The plundering for gold and diamonds brought on the war against the Boers in defence of the plunderers. In the South African House of Assembly on May 8th, 1913 the minister for mines stated that "No less than 10,000 people die in these mines every year - men in the prime of health."

In connection with the concession to the chartered company, founded by Cecil Rhodes, the "News and Leader" (31.3.1914) summarised the attitude of the natives to the Hut tax and various other burdens imposed on the natives to force them into working in the mines:
"The prevalent land-owning custom in Europe is private ownership. In Africa it is communal ownership. Therefore, if we hand over great tracts of the territory to private owners and those private owners proceed to exact rents or grazing dues, the African native does not regard that as normal economic development. He regards it as an act of aggression, of conquest -an arbitrary charge wrung from him in bitterness, and leaving behind a deep sense of injury. That resentment has been the cause of most of the African wars and rebellions since the first presence of the white man in Africa."

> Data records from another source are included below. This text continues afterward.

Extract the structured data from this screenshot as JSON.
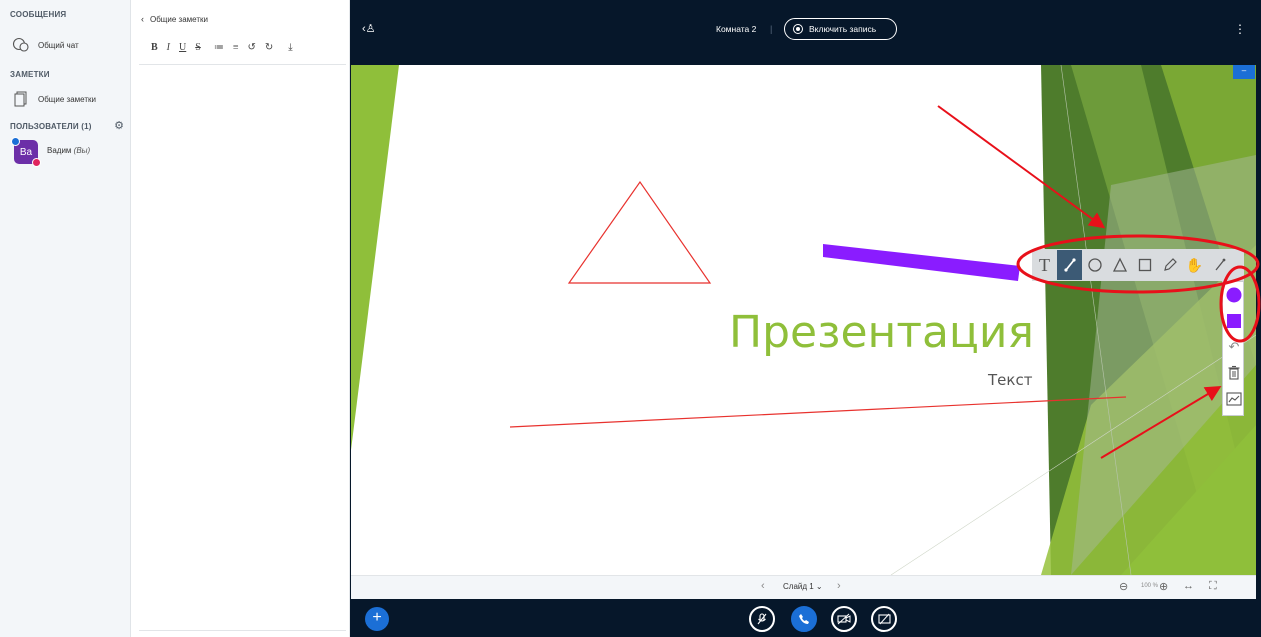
{
  "sidebar": {
    "messages_title": "СООБЩЕНИЯ",
    "public_chat": "Общий чат",
    "notes_title": "ЗАМЕТКИ",
    "shared_notes": "Общие заметки",
    "users_title": "ПОЛЬЗОВАТЕЛИ (1)",
    "user": {
      "initials": "Ва",
      "name": "Вадим",
      "you": "(Вы)"
    }
  },
  "notes_panel": {
    "back_label": "Общие заметки",
    "toolbar": [
      "B",
      "I",
      "U",
      "S",
      "≔",
      "≡",
      "↺",
      "↻",
      "⤓"
    ]
  },
  "topbar": {
    "room": "Комната 2",
    "record_label": "Включить запись"
  },
  "slide": {
    "title": "Презентация",
    "subtitle": "Текст",
    "minimize": "–"
  },
  "annotation": {
    "active_tool": "line",
    "color": "#8a2be2"
  },
  "slide_controls": {
    "slide_label": "Слайд 1",
    "zoom": "100 %"
  },
  "colors": {
    "navy": "#06172a",
    "accent": "#1b6fd6",
    "slide_title": "#8fbf3a"
  }
}
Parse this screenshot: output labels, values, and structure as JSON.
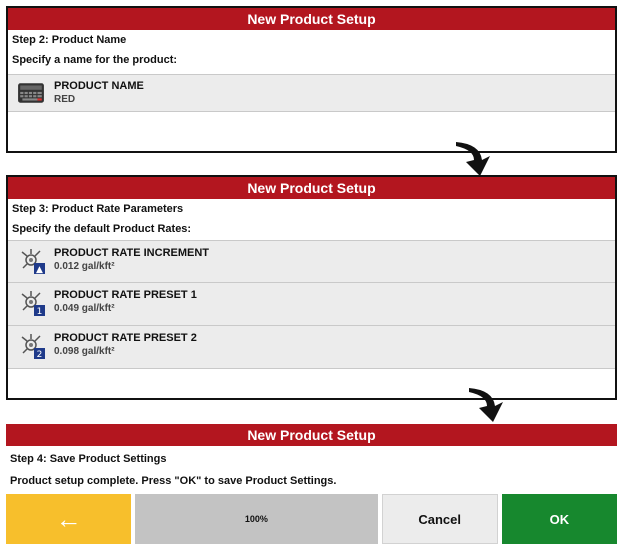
{
  "panel1": {
    "title": "New Product Setup",
    "step": "Step 2: Product Name",
    "prompt": "Specify a name for the product:",
    "field": {
      "label": "PRODUCT NAME",
      "value": "RED",
      "icon": "keyboard-icon"
    }
  },
  "panel2": {
    "title": "New Product Setup",
    "step": "Step 3: Product Rate Parameters",
    "prompt": "Specify the default Product Rates:",
    "rows": [
      {
        "label": "PRODUCT RATE INCREMENT",
        "value": "0.012 gal/kft²",
        "icon": "rate-increment-icon",
        "badge": "▲"
      },
      {
        "label": "PRODUCT RATE PRESET 1",
        "value": "0.049 gal/kft²",
        "icon": "rate-preset-1-icon",
        "badge": "1"
      },
      {
        "label": "PRODUCT RATE PRESET 2",
        "value": "0.098 gal/kft²",
        "icon": "rate-preset-2-icon",
        "badge": "2"
      }
    ]
  },
  "panel3": {
    "title": "New Product Setup",
    "step": "Step 4: Save Product Settings",
    "prompt": "Product setup complete. Press \"OK\" to save Product Settings."
  },
  "footer": {
    "back": "←",
    "progress": "100%",
    "cancel": "Cancel",
    "ok": "OK"
  },
  "colors": {
    "title_bar": "#b3161f",
    "back_button": "#f7bf2c",
    "ok_button": "#17882e",
    "progress_button": "#c3c3c3",
    "badge": "#1f3a8a"
  }
}
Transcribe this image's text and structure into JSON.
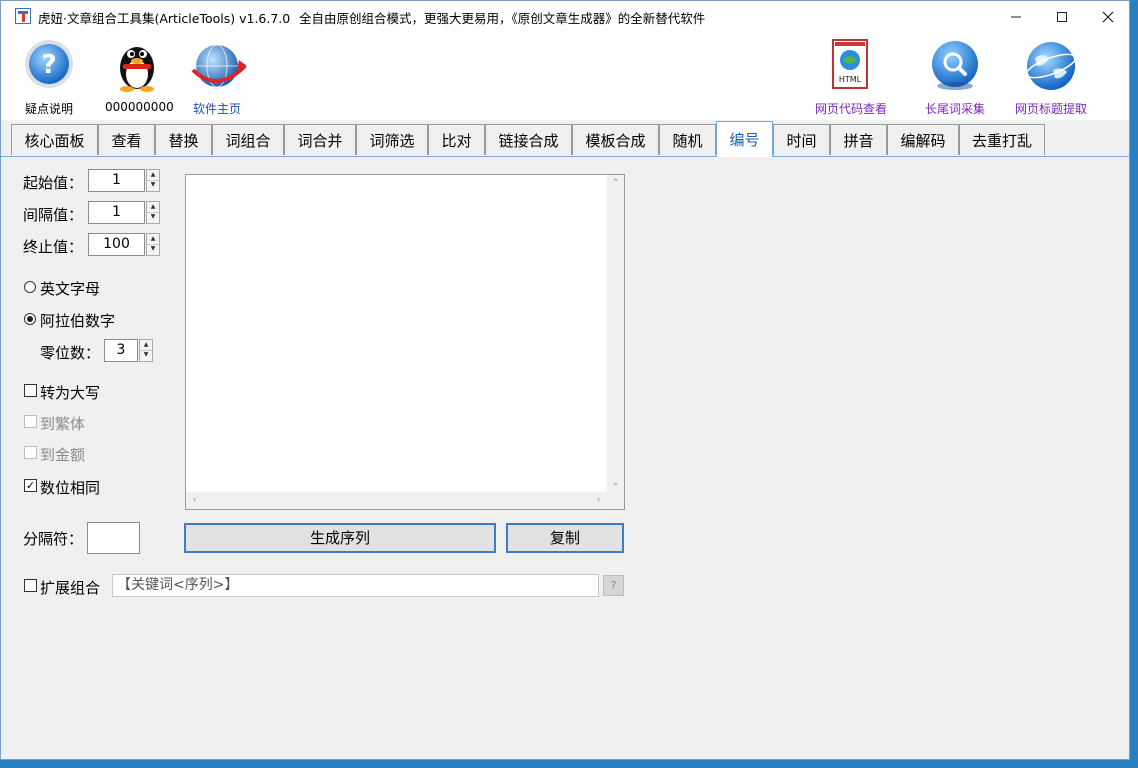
{
  "window": {
    "title": "虎妞·文章组合工具集(ArticleTools) v1.6.7.0",
    "slogan": "全自由原创组合模式，更强大更易用，《原创文章生成器》的全新替代软件"
  },
  "toolbar": {
    "help_label": "疑点说明",
    "qq_label": "000000000",
    "home_label": "软件主页",
    "html_view_label": "网页代码查看",
    "longtail_label": "长尾词采集",
    "title_extract_label": "网页标题提取",
    "html_badge": "HTML"
  },
  "tabs": [
    "核心面板",
    "查看",
    "替换",
    "词组合",
    "词合并",
    "词筛选",
    "比对",
    "链接合成",
    "模板合成",
    "随机",
    "编号",
    "时间",
    "拼音",
    "编解码",
    "去重打乱"
  ],
  "active_tab": "编号",
  "form": {
    "start_label": "起始值：",
    "start_value": "1",
    "step_label": "间隔值：",
    "step_value": "1",
    "end_label": "终止值：",
    "end_value": "100",
    "letters_label": "英文字母",
    "arabic_label": "阿拉伯数字",
    "zeros_label": "零位数：",
    "zeros_value": "3",
    "upper_label": "转为大写",
    "trad_label": "到繁体",
    "money_label": "到金额",
    "samelen_label": "数位相同",
    "sep_label": "分隔符：",
    "generate_label": "生成序列",
    "copy_label": "复制",
    "expand_label": "扩展组合",
    "expand_template": "【关键词<序列>】",
    "help_mark": "?"
  },
  "colors": {
    "accent": "#3d7cc9",
    "link_purple": "#7b28b4",
    "desktop": "#2a7fc0"
  }
}
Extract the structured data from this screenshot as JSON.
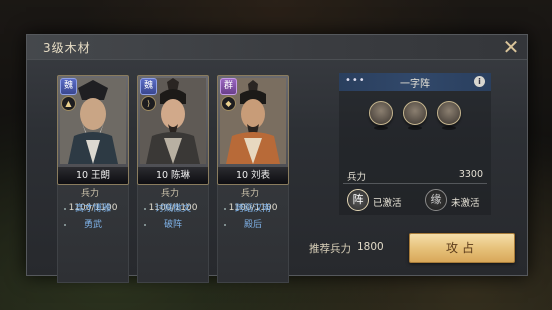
{
  "dialog": {
    "title": "3级木材",
    "close_glyph": "✕"
  },
  "heroes": [
    {
      "faction": "魏",
      "faction_color": "#4a5ab0",
      "role_icon": "fire-icon",
      "name": "10 王朗",
      "troops_label": "兵力",
      "troops": "1100/1100",
      "skills": [
        "高才博雅",
        "勇武"
      ]
    },
    {
      "faction": "魏",
      "faction_color": "#4a5ab0",
      "role_icon": "bow-icon",
      "name": "10 陈琳",
      "troops_label": "兵力",
      "troops": "1100/1100",
      "skills": [
        "讨贼檄文",
        "破阵"
      ]
    },
    {
      "faction": "群",
      "faction_color": "#7b4fa0",
      "role_icon": "shield-icon",
      "name": "10 刘表",
      "troops_label": "兵力",
      "troops": "1100/1100",
      "skills": [
        "跨蹈汉南",
        "殿后"
      ]
    }
  ],
  "formation": {
    "menu_glyph": "•••",
    "name": "一字阵",
    "info_glyph": "i",
    "troops_label": "兵力",
    "troops_value": "3300",
    "status": [
      {
        "glyph": "阵",
        "label": "已激活"
      },
      {
        "glyph": "缘",
        "label": "未激活"
      }
    ]
  },
  "recommend": {
    "label": "推荐兵力",
    "value": "1800"
  },
  "attack_button": "攻占"
}
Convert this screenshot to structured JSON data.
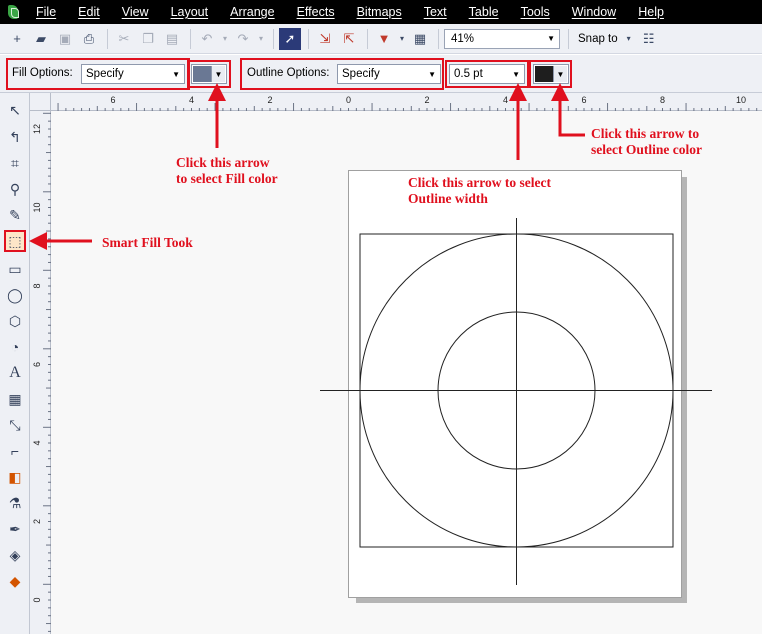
{
  "menu": {
    "items": [
      "File",
      "Edit",
      "View",
      "Layout",
      "Arrange",
      "Effects",
      "Bitmaps",
      "Text",
      "Table",
      "Tools",
      "Window",
      "Help"
    ]
  },
  "standard_toolbar": {
    "zoom_value": "41%",
    "snap_label": "Snap to"
  },
  "property_bar": {
    "fill_options_label": "Fill Options:",
    "fill_options_value": "Specify",
    "fill_color": "#6a7894",
    "outline_options_label": "Outline Options:",
    "outline_options_value": "Specify",
    "outline_width_value": "0.5 pt",
    "outline_color": "#1e1e1e"
  },
  "rulers": {
    "horizontal_labels": [
      "6",
      "4",
      "2",
      "0",
      "2",
      "4",
      "6",
      "8",
      "10"
    ],
    "vertical_labels": [
      "12",
      "10",
      "8",
      "6",
      "4",
      "2",
      "0"
    ]
  },
  "annotations": {
    "fill_color": [
      "Click this arrow",
      "to select Fill color"
    ],
    "outline_width": [
      "Click this arrow to select",
      "Outline width"
    ],
    "outline_color": [
      "Click this arrow to",
      "select Outline color"
    ],
    "smart_fill": "Smart Fill Took"
  },
  "colors": {
    "annotation_red": "#e0101e",
    "highlight": "#fde6c8"
  }
}
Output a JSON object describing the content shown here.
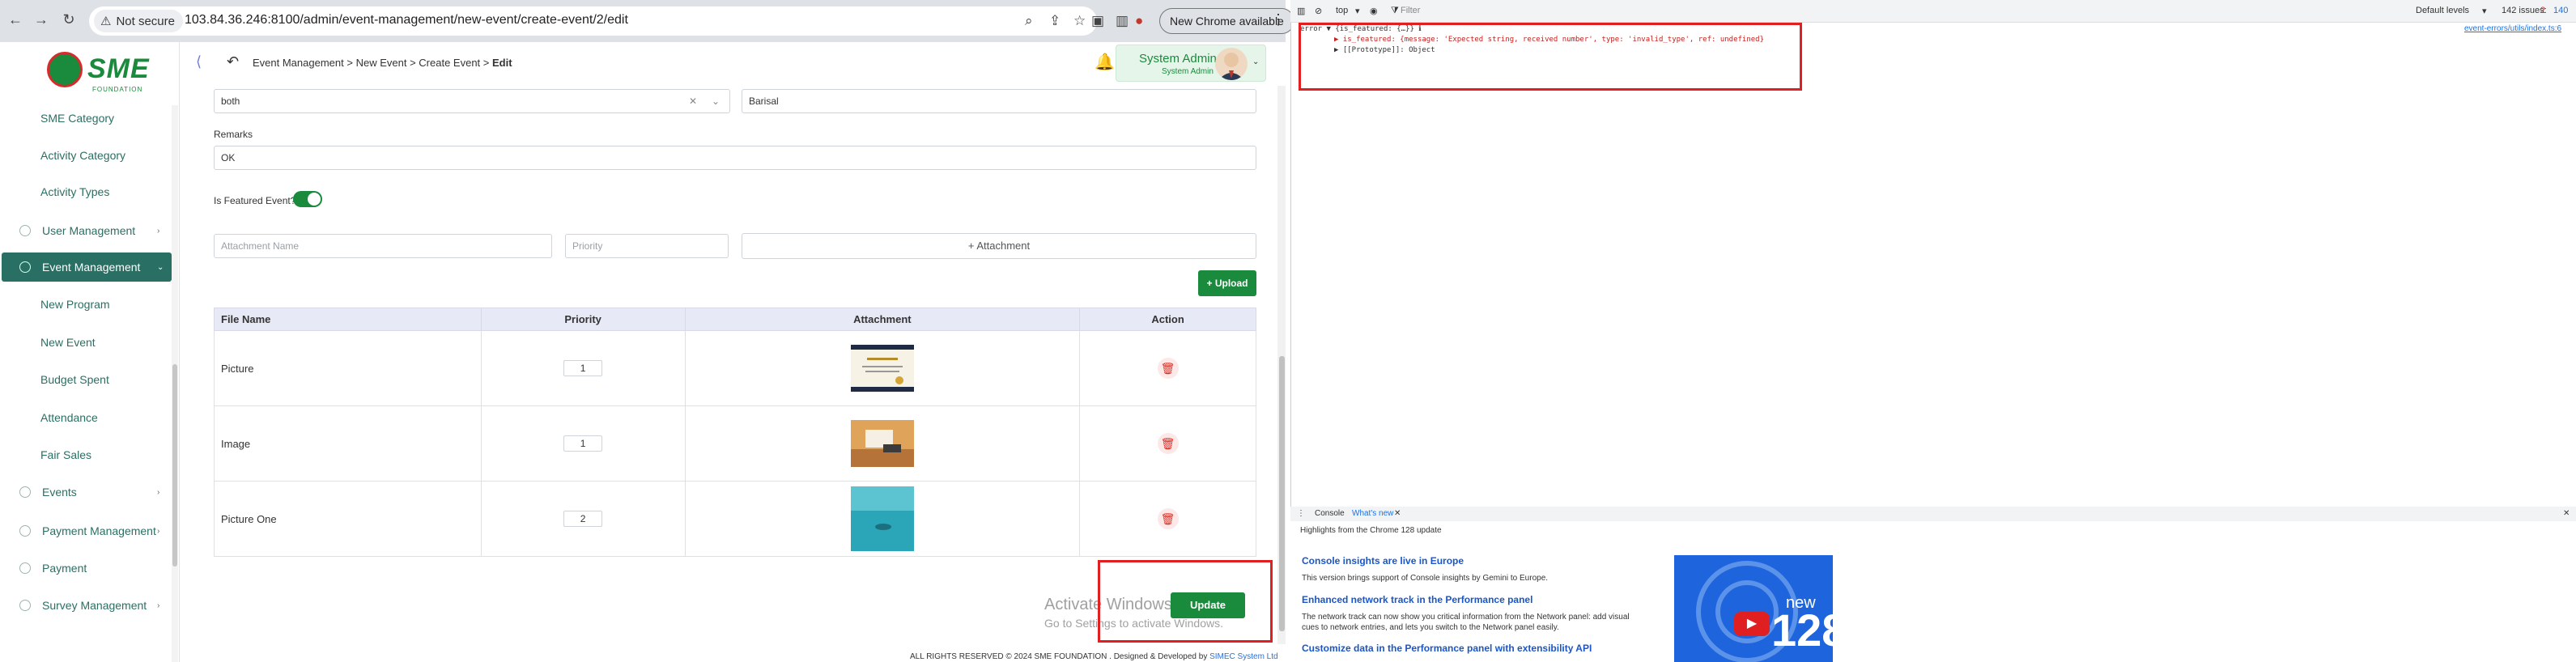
{
  "browser": {
    "not_secure": "Not secure",
    "url": "103.84.36.246:8100/admin/event-management/new-event/create-event/2/edit",
    "new_chrome": "New Chrome available"
  },
  "sidebar": {
    "logo_text": "SME",
    "logo_sub": "FOUNDATION",
    "sub_items": [
      {
        "label": "SME Category"
      },
      {
        "label": "Activity Category"
      },
      {
        "label": "Activity Types"
      }
    ],
    "user_management": "User Management",
    "event_management": "Event Management",
    "event_sub_items": [
      {
        "label": "New Program"
      },
      {
        "label": "New Event"
      },
      {
        "label": "Budget Spent"
      },
      {
        "label": "Attendance"
      },
      {
        "label": "Fair Sales"
      }
    ],
    "events": "Events",
    "payment_management": "Payment Management",
    "payment": "Payment",
    "survey_management": "Survey Management"
  },
  "topbar": {
    "crumb_1": "Event Management",
    "crumb_2": "New Event",
    "crumb_3": "Create Event",
    "crumb_4": "Edit",
    "sep": ">",
    "user_name": "System Admin",
    "user_role": "System Admin"
  },
  "form": {
    "select_value": "both",
    "division_value": "Barisal",
    "remarks_label": "Remarks",
    "remarks_value": "OK",
    "featured_label": "Is Featured Event?",
    "featured_on": true,
    "attachment_name_ph": "Attachment Name",
    "priority_ph": "Priority",
    "attachment_btn": "+ Attachment",
    "upload_btn": "Upload"
  },
  "table": {
    "headers": [
      "File Name",
      "Priority",
      "Attachment",
      "Action"
    ],
    "rows": [
      {
        "file": "Picture",
        "priority": "1"
      },
      {
        "file": "Image",
        "priority": "1"
      },
      {
        "file": "Picture One",
        "priority": "2"
      }
    ]
  },
  "update_btn": "Update",
  "watermark": {
    "line1": "Activate Windows",
    "line2": "Go to Settings to activate Windows."
  },
  "footer": {
    "text": "ALL RIGHTS RESERVED © 2024 SME FOUNDATION . Designed & Developed by",
    "dev": "SIMEC System Ltd"
  },
  "devtools": {
    "context": "top",
    "filter_ph": "Filter",
    "levels": "Default levels",
    "issues": "142 issues:",
    "issue_counts": [
      "2",
      "140"
    ],
    "error_line": "error ▼ {is_featured: {…}} ℹ",
    "detail_line": "▶ is_featured: {message: 'Expected string, received number', type: 'invalid_type', ref: undefined}",
    "proto_line": "▶ [[Prototype]]: Object",
    "source_link": "event-errors/utils/index.ts:6",
    "tabs": [
      "Console",
      "What's new"
    ],
    "whatsnew_sub": "Highlights from the Chrome 128 update",
    "items": [
      {
        "title": "Console insights are live in Europe",
        "text": "This version brings support of Console insights by Gemini to Europe."
      },
      {
        "title": "Enhanced network track in the Performance panel",
        "text": "The network track can now show you critical information from the Network panel: add visual cues to network entries, and lets you switch to the Network panel easily."
      },
      {
        "title": "Customize data in the Performance panel with extensibility API",
        "text": ""
      }
    ],
    "video_new": "new",
    "video_num": "128"
  },
  "colors": {
    "brand_green": "#1a8a3c",
    "sidebar_active": "#2a6f63",
    "highlight_red": "#e02020"
  }
}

What a strange creature the African native is! His land is stolen from him; he is charged rent for living on it and grazing his cattle and he feels resentful and bitter. How extraordinary! Then, to add insult to injury, the Church sent out missionaries to teach him to be humble and subservient and to turn the cheek to the smiter!

In the 18th and 19th centuries the East India company gradually insinuated itself into China. The principal article the East India company dealt in was opium; which grew in India and was sold in China. In 1834 this company's exclusive privileges, ceased and private traders took over the sale of opium, which they bought from the company.

Laws were passed by the Chinese government prohibiting the traffic in opium but the British government officials protected the smuggling of opium. Justin McCarthy tells how matters proceeded in 1842: "When the Chinese authorities actually proceeded to insist on the forfeiture of an immense amount of opium in the hands of British traders, and took other harsh but certainly not unnatural measures to extinguish the traffic. Captain Elliot, the Chief Superintendent, sent to the Governor of India a 'request for as many ships of war as could be spared for the protection of life and property of Englishmen in China. Before long British ships arrived and the two countries were at war." (p. 27)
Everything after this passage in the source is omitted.